Get Smart!

Saturday nights were a good TV night when I was a kid. Flipper was on, as was Pistols ‘n’ Petticoats, a show I loved that was only on for a year. But another show I loved, which lasted a lot longer, was Get Smart!

The show was pretty wacky, but with a deadpan approach. Think of Dragnet, with Joe Friday replaced by a bumbling secret agent. Here’s a typical exchange, delivered in deadpan:

Senator: Mr. Smart, how many arrests did Control make last year?Maxwell Smart: I don’t know.

Senator: Who’s the number one man in your organization?

Maxwell Smart: I don’t know.

Senator: How many cases were assigned to Control last year?

Maxwell Smart: I don’t know.

Senator: What would you do if you were fired, Mr. Smart?

Maxwell Smart: They can’t fire me. I know too much.

The show was brilliant, hilarious, and fun. How could it be anything else, seeing how Mel Brooks and Buck Henry were the main writers? The show’s popularity wasn’t hurt by the appearance of one of the foxiest ladies on 60’s TV: Barbara Feldon. Man, I’ll bet she sold a lot of Mercury Cougars.
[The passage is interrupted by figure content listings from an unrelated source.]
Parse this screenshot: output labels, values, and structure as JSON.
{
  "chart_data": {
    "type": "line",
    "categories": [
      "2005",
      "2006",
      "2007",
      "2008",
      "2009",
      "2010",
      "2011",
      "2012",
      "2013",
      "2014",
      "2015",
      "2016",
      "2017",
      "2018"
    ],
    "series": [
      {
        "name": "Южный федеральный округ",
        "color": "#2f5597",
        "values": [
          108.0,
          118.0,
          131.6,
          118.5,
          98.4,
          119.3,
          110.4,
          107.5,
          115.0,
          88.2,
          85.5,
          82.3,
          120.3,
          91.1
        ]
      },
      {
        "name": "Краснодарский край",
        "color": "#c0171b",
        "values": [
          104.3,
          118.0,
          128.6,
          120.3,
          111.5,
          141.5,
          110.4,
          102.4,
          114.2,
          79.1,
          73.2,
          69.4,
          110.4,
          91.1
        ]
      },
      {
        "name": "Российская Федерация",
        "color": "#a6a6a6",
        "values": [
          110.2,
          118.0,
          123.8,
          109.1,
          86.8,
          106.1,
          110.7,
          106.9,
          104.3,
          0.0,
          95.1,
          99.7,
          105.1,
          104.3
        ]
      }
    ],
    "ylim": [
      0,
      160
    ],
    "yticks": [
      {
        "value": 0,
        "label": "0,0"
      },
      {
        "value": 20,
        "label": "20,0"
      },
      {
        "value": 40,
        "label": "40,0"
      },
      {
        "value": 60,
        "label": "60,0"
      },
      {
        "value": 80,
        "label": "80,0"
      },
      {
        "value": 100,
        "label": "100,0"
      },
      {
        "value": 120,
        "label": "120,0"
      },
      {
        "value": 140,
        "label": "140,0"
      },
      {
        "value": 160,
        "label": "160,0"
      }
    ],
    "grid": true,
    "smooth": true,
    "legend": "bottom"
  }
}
Maxwell Smart would, agent 86 of Control, would find himself in one fix after another in his struggles with Kaos. However, he would manage to finagle a solution and get away in time for next week’s episode.

The show’s unforgettable opening involved driving his car to Control headquarters, then making his way though five doors until he gets to the phone booth at the end of the hall. He would then dial a number and drop through the bottom.

Max’s lines were memorable and repeated by us ad nauseum. “Sorry about that, Chief!” “Would you believe…” “Missed it by that much!” “I asked you not to tell me that!” “Ah, the old (fill in the blank here) trick!”

And then there were the gadgets. The Cone of Silence (which worked a little too well). The shoe phone. The car cigarette lighter phone. The potted plant phone. The fireplace log phone. The pocket disintegrator pen. The ping-pong paddle gun. The gun that fires three directions at once. The cigarette butt grenades. And, of course, the aluminum knuckles (cheaper than brass).

This was quality stuff. Brooks and Henry took some outrageous chances with jokes that were unlike any on TV, and they scored big. I laughed as hard as my parents. Some of the adult humor went over my head, but there were enough pratfalls and such that it was fun for all ages.

Max and 99 ended up married and the parents of twins before it was over with. Most agree that the show took a turn for the worse with all this family stuff going on.

Get Smart! the movie is slated for release some time in 2007. It has some pretty big shoes to fill.